Right about now is time for our annual “you know, spring football doesn’t really matter being that it’s glorified practice, but just watch it anyway because you’re bored” column. You know, the one where we would try to convince you that watching Houston Nutt’s offense would be something more than a better-than-average way to spend a sunny Spring day in Oxford? The one where we’d offer up some platitudes about team “development” or something else just as vague? Well, yeah, this is sorta that column all over again. But, then again, it’s not.
We have a new head coach, a handful of new quarterbacks, a new offensive scheme, and a yet again renewed sense of excitement and optimism, albeit tempered, about our fan base. New head football coach Hugh Freeze and staff will be running an offense in a way that has never really been attempted at Ole Miss. Instead of the previous regime’s road grading offensive line plowing away for a workhorse halfback and an under-coached quarterback, this staff’s offense will rely on speed, athleticism, mismatches, and the mistakes of the opposing defense to move the ball down the field.
You’ll see a slimmer offensive line moving laterally, into space, or even downfield some to set up plays and blocks. You’ll see wide receivers flying in all sorts of haphazard directions. You’ll see quarterbacks throwing the ball early and often. You’ll see halfbacks breaking off to the outside, hoping to turn the corner and move upfield against the defense. And you’ll see all of this take place with a sense of urgency. This hurry up style of offense, which Hugh Freeze himself has called “basketball on grass,” is unlike anything you’ve seen in a Rebel uniform. Will it work? I haven’t the slightest idea, but I do have a feeling that it will be a good bit of fun to watch operate when it is working.

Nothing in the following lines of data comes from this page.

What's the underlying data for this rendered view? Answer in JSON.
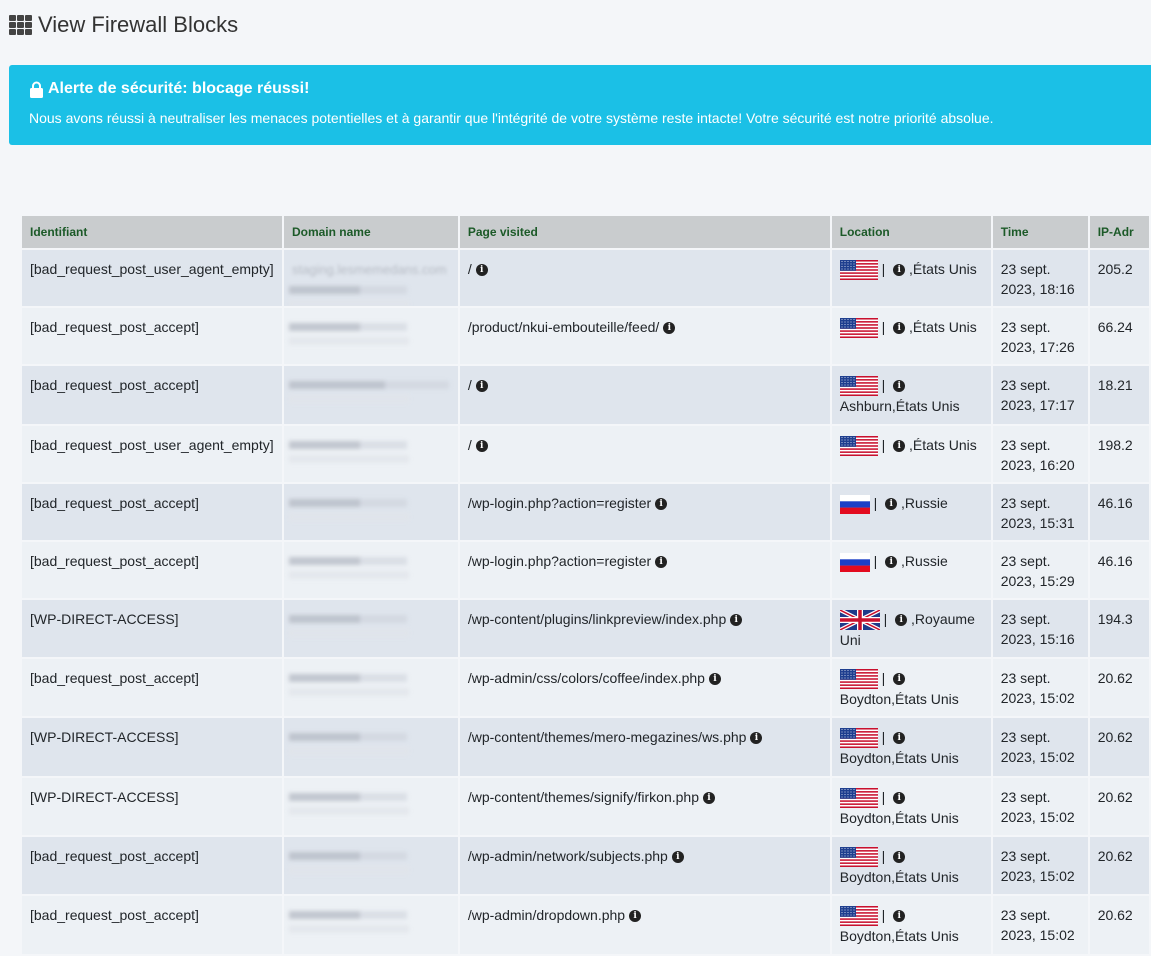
{
  "page": {
    "title": "View Firewall Blocks"
  },
  "alert": {
    "title": "Alerte de sécurité: blocage réussi!",
    "message": "Nous avons réussi à neutraliser les menaces potentielles et à garantir que l'intégrité de votre système reste intacte! Votre sécurité est notre priorité absolue."
  },
  "table": {
    "headers": [
      "Identifiant",
      "Domain name",
      "Page visited",
      "Location",
      "Time",
      "IP-Adr"
    ],
    "rows": [
      {
        "id": "[bad_request_post_user_agent_empty]",
        "domain": "staging.lesmemedans.com",
        "page": "/",
        "flag": "us",
        "location": " ,États Unis",
        "date": "23 sept.",
        "time": "2023, 18:16",
        "ip": "205.2"
      },
      {
        "id": "[bad_request_post_accept]",
        "domain": "",
        "page": "/product/nkui-embouteille/feed/",
        "flag": "us",
        "location": " ,États Unis",
        "date": "23 sept.",
        "time": "2023, 17:26",
        "ip": "66.24"
      },
      {
        "id": "[bad_request_post_accept]",
        "domain": "",
        "page": "/",
        "flag": "us",
        "location": "Ashburn,États Unis",
        "date": "23 sept.",
        "time": "2023, 17:17",
        "ip": "18.21"
      },
      {
        "id": "[bad_request_post_user_agent_empty]",
        "domain": "",
        "page": "/",
        "flag": "us",
        "location": " ,États Unis",
        "date": "23 sept.",
        "time": "2023, 16:20",
        "ip": "198.2"
      },
      {
        "id": "[bad_request_post_accept]",
        "domain": "",
        "page": "/wp-login.php?action=register",
        "flag": "ru",
        "location": " ,Russie",
        "date": "23 sept.",
        "time": "2023, 15:31",
        "ip": "46.16"
      },
      {
        "id": "[bad_request_post_accept]",
        "domain": "",
        "page": "/wp-login.php?action=register",
        "flag": "ru",
        "location": " ,Russie",
        "date": "23 sept.",
        "time": "2023, 15:29",
        "ip": "46.16"
      },
      {
        "id": "[WP-DIRECT-ACCESS]",
        "domain": "",
        "page": "/wp-content/plugins/linkpreview/index.php",
        "flag": "gb",
        "location": " ,Royaume Uni",
        "date": "23 sept.",
        "time": "2023, 15:16",
        "ip": "194.3"
      },
      {
        "id": "[bad_request_post_accept]",
        "domain": "",
        "page": "/wp-admin/css/colors/coffee/index.php",
        "flag": "us",
        "location": "Boydton,États Unis",
        "date": "23 sept.",
        "time": "2023, 15:02",
        "ip": "20.62"
      },
      {
        "id": "[WP-DIRECT-ACCESS]",
        "domain": "",
        "page": "/wp-content/themes/mero-megazines/ws.php",
        "flag": "us",
        "location": "Boydton,États Unis",
        "date": "23 sept.",
        "time": "2023, 15:02",
        "ip": "20.62"
      },
      {
        "id": "[WP-DIRECT-ACCESS]",
        "domain": "",
        "page": "/wp-content/themes/signify/firkon.php",
        "flag": "us",
        "location": "Boydton,États Unis",
        "date": "23 sept.",
        "time": "2023, 15:02",
        "ip": "20.62"
      },
      {
        "id": "[bad_request_post_accept]",
        "domain": "",
        "page": "/wp-admin/network/subjects.php",
        "flag": "us",
        "location": "Boydton,États Unis",
        "date": "23 sept.",
        "time": "2023, 15:02",
        "ip": "20.62"
      },
      {
        "id": "[bad_request_post_accept]",
        "domain": "",
        "page": "/wp-admin/dropdown.php",
        "flag": "us",
        "location": "Boydton,États Unis",
        "date": "23 sept.",
        "time": "2023, 15:02",
        "ip": "20.62"
      }
    ]
  },
  "icons": {
    "header": "th-icon",
    "alert": "lock-icon",
    "info": "info-circle-icon"
  },
  "colors": {
    "alert_bg": "#1bc0e6",
    "header_text": "#1c5a28",
    "header_bg": "#c9ccce"
  }
}
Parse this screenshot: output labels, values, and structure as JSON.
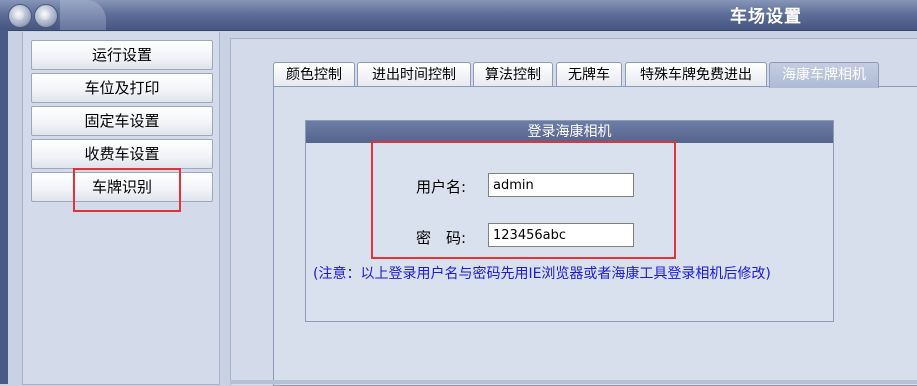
{
  "window": {
    "title": "车场设置"
  },
  "sidebar": {
    "items": [
      {
        "label": "运行设置"
      },
      {
        "label": "车位及打印"
      },
      {
        "label": "固定车设置"
      },
      {
        "label": "收费车设置"
      },
      {
        "label": "车牌识别"
      }
    ],
    "selected_index": 4
  },
  "tabs": [
    {
      "label": "颜色控制"
    },
    {
      "label": "进出时间控制"
    },
    {
      "label": "算法控制"
    },
    {
      "label": "无牌车"
    },
    {
      "label": "特殊车牌免费进出"
    },
    {
      "label": "海康车牌相机"
    }
  ],
  "active_tab_index": 5,
  "login_group": {
    "title": "登录海康相机",
    "username_label": "用户名:",
    "username_value": "admin",
    "password_label": "密　码:",
    "password_value": "123456abc",
    "note": "(注意：以上登录用户名与密码先用IE浏览器或者海康工具登录相机后修改)"
  },
  "colors": {
    "highlight": "#e0343a",
    "note": "#1a1ae0",
    "titlebar": "#5f6f99"
  }
}
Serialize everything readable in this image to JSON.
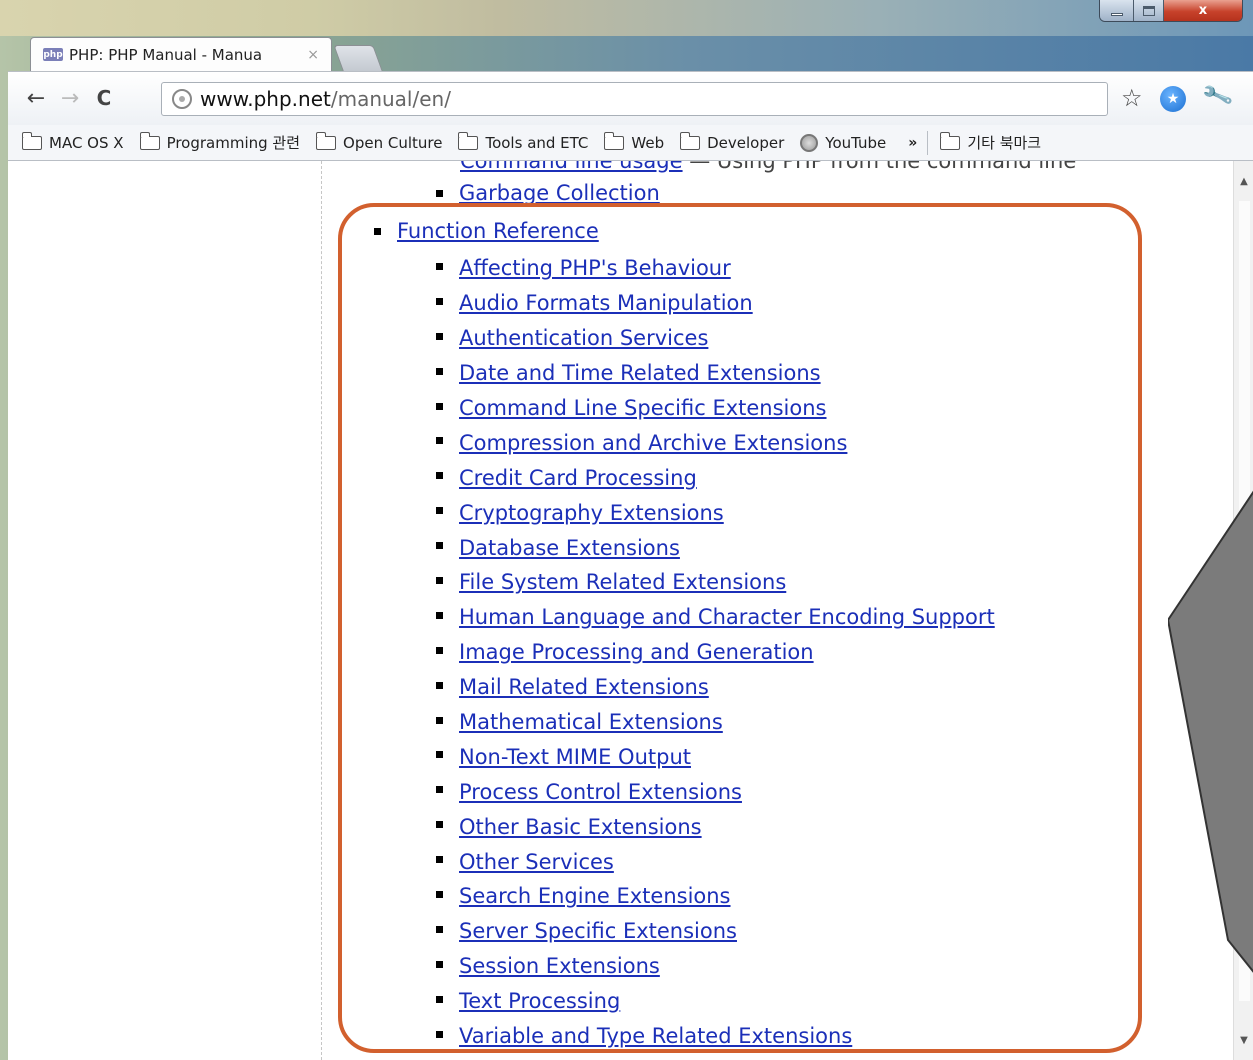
{
  "window": {
    "close_glyph": "x"
  },
  "tab": {
    "favicon_text": "php",
    "title": "PHP: PHP Manual - Manua",
    "close_glyph": "×"
  },
  "toolbar": {
    "url_host": "www.php.net",
    "url_path": "/manual/en/",
    "back_glyph": "←",
    "forward_glyph": "→",
    "reload_glyph": "C",
    "star_glyph": "☆",
    "wrench_glyph": "🔧"
  },
  "bookmarks": {
    "items": [
      {
        "label": "MAC OS X",
        "icon": "folder-icon"
      },
      {
        "label": "Programming 관련",
        "icon": "folder-icon"
      },
      {
        "label": "Open Culture",
        "icon": "folder-icon"
      },
      {
        "label": "Tools and ETC",
        "icon": "folder-icon"
      },
      {
        "label": "Web",
        "icon": "folder-icon"
      },
      {
        "label": "Developer",
        "icon": "folder-icon"
      },
      {
        "label": "YouTube",
        "icon": "globe-icon"
      }
    ],
    "overflow_glyph": "»",
    "other_label": "기타 북마크"
  },
  "content": {
    "cut_link": "Command line usage",
    "cut_text": " — Using PHP from the command line",
    "garbage_collection": "Garbage Collection",
    "function_reference": "Function Reference",
    "sub_items": [
      "Affecting PHP's Behaviour",
      "Audio Formats Manipulation",
      "Authentication Services",
      "Date and Time Related Extensions",
      "Command Line Specific Extensions",
      "Compression and Archive Extensions",
      "Credit Card Processing",
      "Cryptography Extensions",
      "Database Extensions",
      "File System Related Extensions",
      "Human Language and Character Encoding Support",
      "Image Processing and Generation",
      "Mail Related Extensions",
      "Mathematical Extensions",
      "Non-Text MIME Output",
      "Process Control Extensions",
      "Other Basic Extensions",
      "Other Services",
      "Search Engine Extensions",
      "Server Specific Extensions",
      "Session Extensions",
      "Text Processing",
      "Variable and Type Related Extensions"
    ]
  },
  "colors": {
    "link": "#1b2fb8",
    "highlight": "#d2602e",
    "cursor_fill": "#7b7b7b"
  }
}
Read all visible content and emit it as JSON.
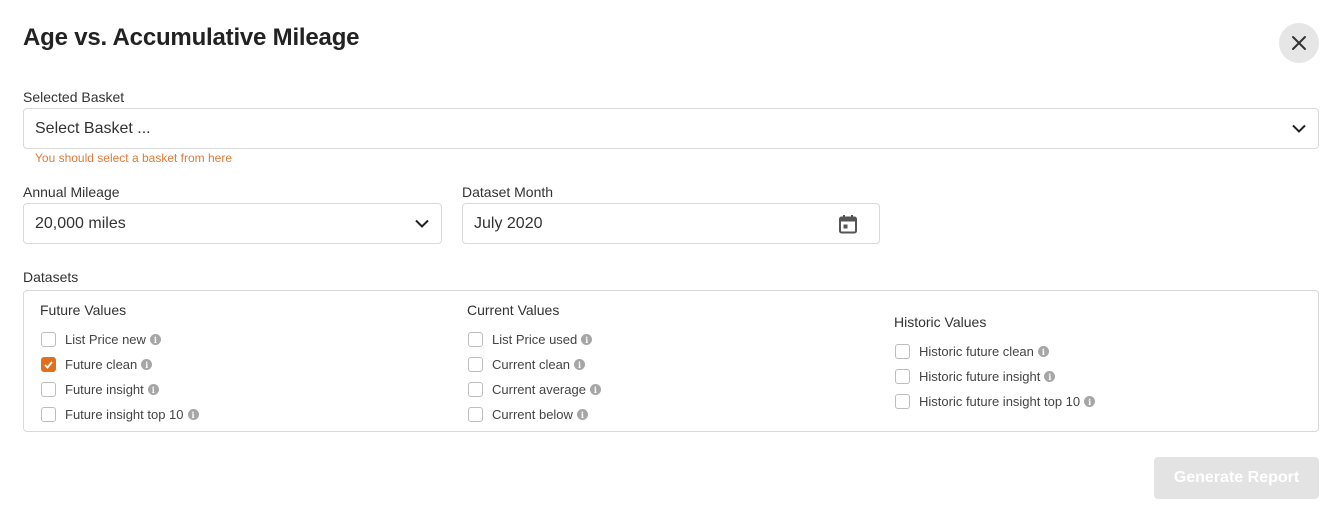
{
  "dialog": {
    "title": "Age vs. Accumulative Mileage",
    "close_icon": "close-icon"
  },
  "basket": {
    "label": "Selected Basket",
    "value": "Select Basket ...",
    "hint": "You should select a basket from here"
  },
  "mileage": {
    "label": "Annual Mileage",
    "value": "20,000 miles"
  },
  "dataset_month": {
    "label": "Dataset Month",
    "value": "July 2020"
  },
  "datasets": {
    "label": "Datasets",
    "future": {
      "title": "Future Values",
      "items": [
        {
          "label": "List Price new",
          "checked": false
        },
        {
          "label": "Future clean",
          "checked": true
        },
        {
          "label": "Future insight",
          "checked": false
        },
        {
          "label": "Future insight top 10",
          "checked": false
        }
      ]
    },
    "current": {
      "title": "Current Values",
      "items": [
        {
          "label": "List Price used",
          "checked": false
        },
        {
          "label": "Current clean",
          "checked": false
        },
        {
          "label": "Current average",
          "checked": false
        },
        {
          "label": "Current below",
          "checked": false
        }
      ]
    },
    "historic": {
      "title": "Historic Values",
      "items": [
        {
          "label": "Historic future clean",
          "checked": false
        },
        {
          "label": "Historic future insight",
          "checked": false
        },
        {
          "label": "Historic future insight top 10",
          "checked": false
        }
      ]
    }
  },
  "actions": {
    "generate_label": "Generate Report"
  },
  "colors": {
    "accent": "#e0701e",
    "hint": "#e07a3a",
    "disabled_button": "#e3e3e3"
  }
}
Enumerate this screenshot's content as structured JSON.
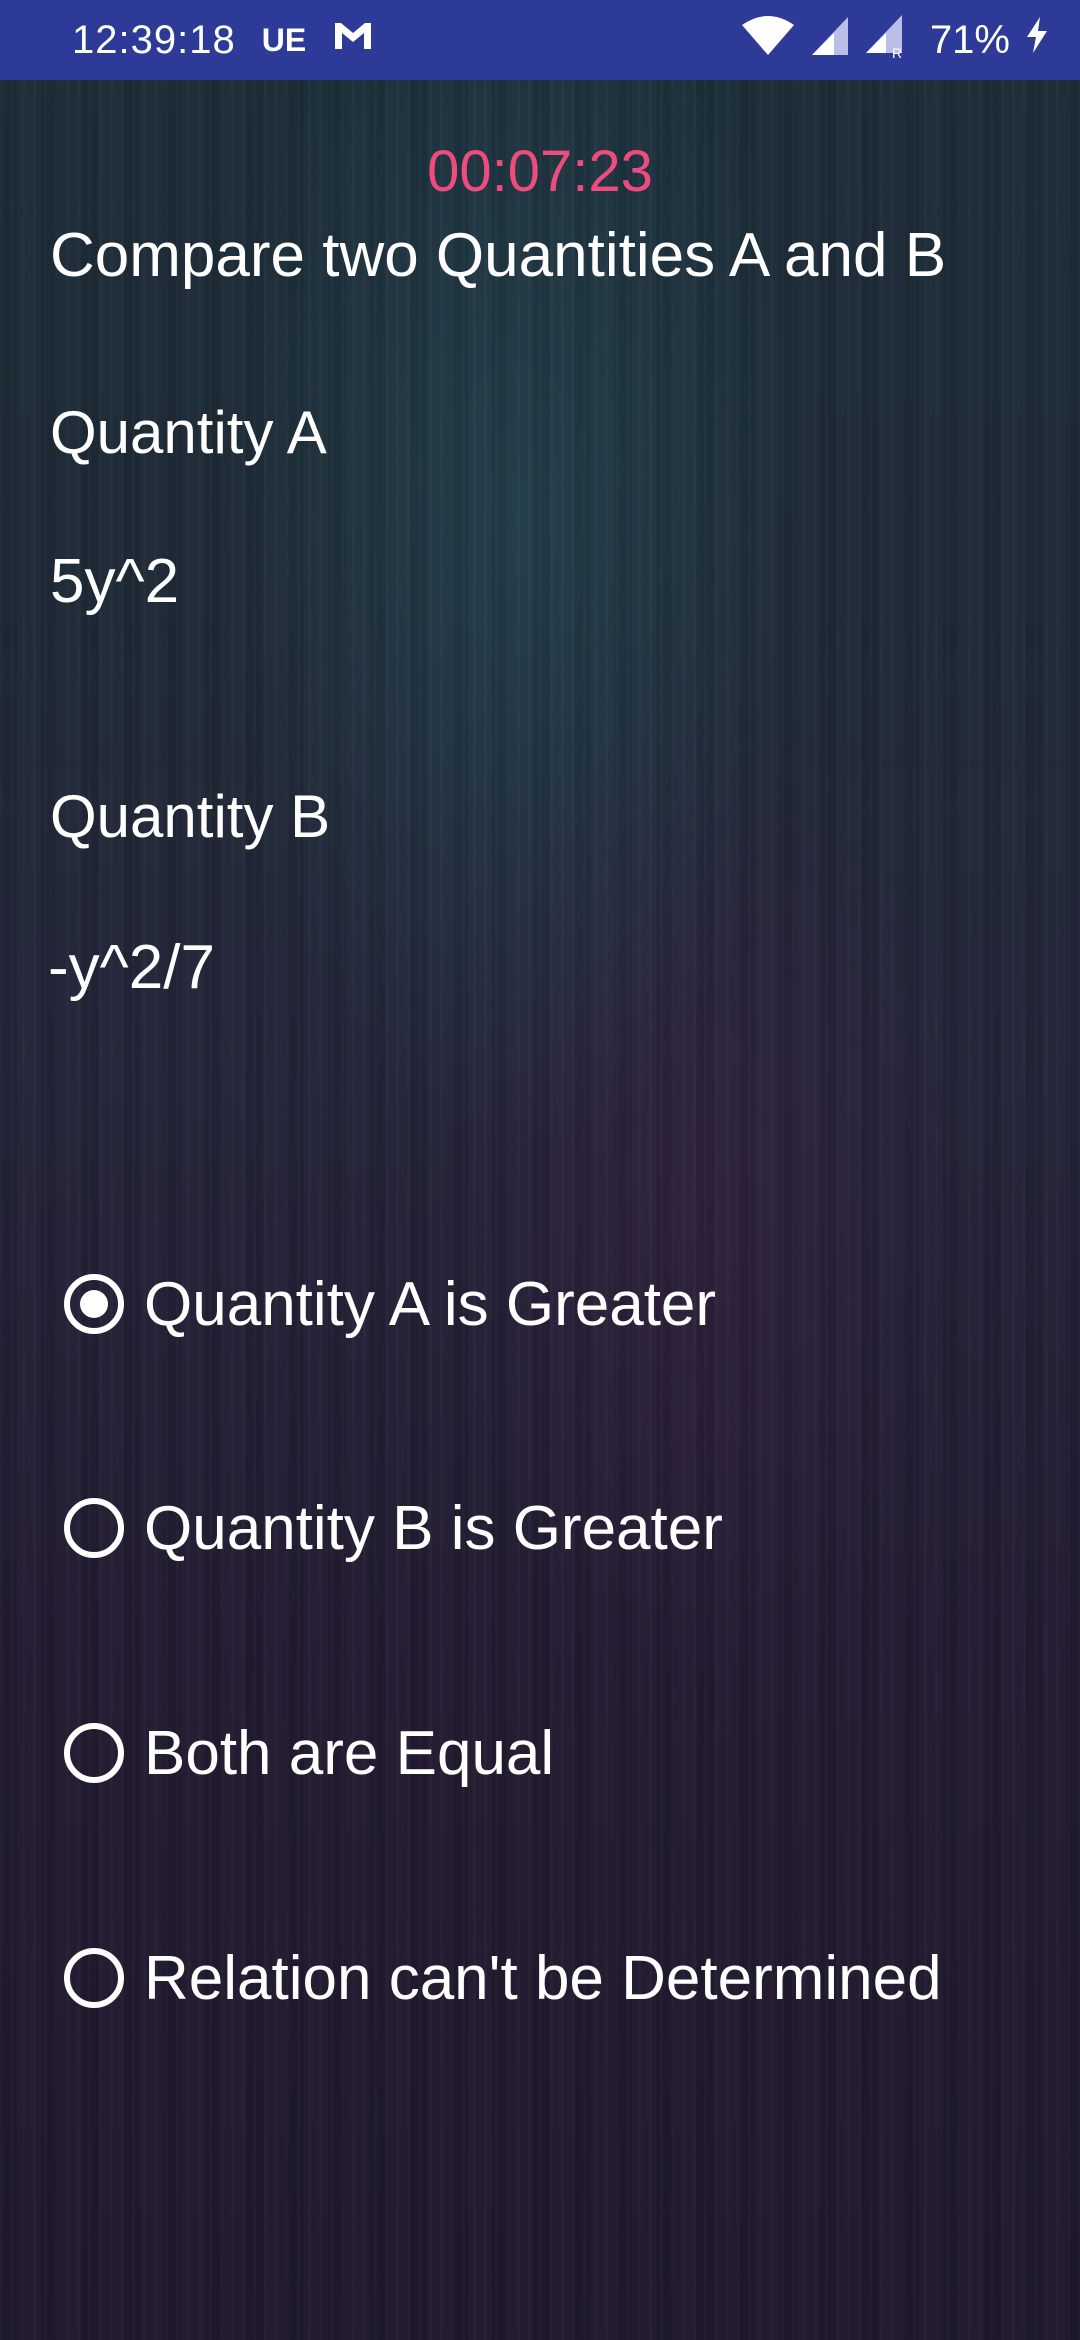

While what you see in the spring practices this weekend won’t be much of anything close to what plays you’ll see run in actual football games this fall, you will get somewhat of a gist for how things are going to go. It will be fast and, at times, pretty exciting. It will also be horribly frustrating, agonizing, and even embarrassing, but we are Ole Miss, are we not? That’s sorta what we do around here.
More importantly than all of that, though, is the opportunity this weekend presents to you, the fan, to show whatever support you may have for the direction of the Ole Miss Athletics administration and, by extension, programs. After nearly a decade of fans clamoring for the man’s ouster, Pete Boone was officially relieved of his duties as Director of Intercollegiate Athletics and replaced with Ross Bjork, a young yet successful athletics administrator who sought to immediately pump some new life into our admittedly behind-the-times administration. Via his first hire – that of a highly successful Adrian Wiggins to coach our women’s basketball program – his dedication to fundraising, and his haste to embrace the internet and social media as marketing tools, Bjork has already demonstrated himself to be an astute and effective administrator.
But even if none of that resonates or even matters to you, as an Ole Miss Rebels you fan have got to at least be excited about the potential for innovative and progressive change in the way Ole Miss athletics are run. Sure, Ross Bjork could be run outta town on a rail à la Homer Stokes in the closing scenes of O Brother Where Art Thou after a few years of horrible decision making, money laundering, and motorcycle wrecks involving unethically hired subordinates (Too soon? Of course not.), but the potential for success is there in a way to at least generate some sense of optimism about the future of our athletics director.
With that being the case, I am fully inclined to thrust all of my support behind Bjork and find no better way to immediately do that – aside from donating money that I don’t have – than to enthusiastically attend the Grove Bowl, its preceding festivities, and the following baseball game against the University of Arkansas. An exciting showing of Rebel fans in the Grove and at Vaught-Hemingway Stadium this Saturday is, per my estimation, a perfect way to show support for the Hugh Freeze regime and the Ross Bjork administration. Hotty Toddy!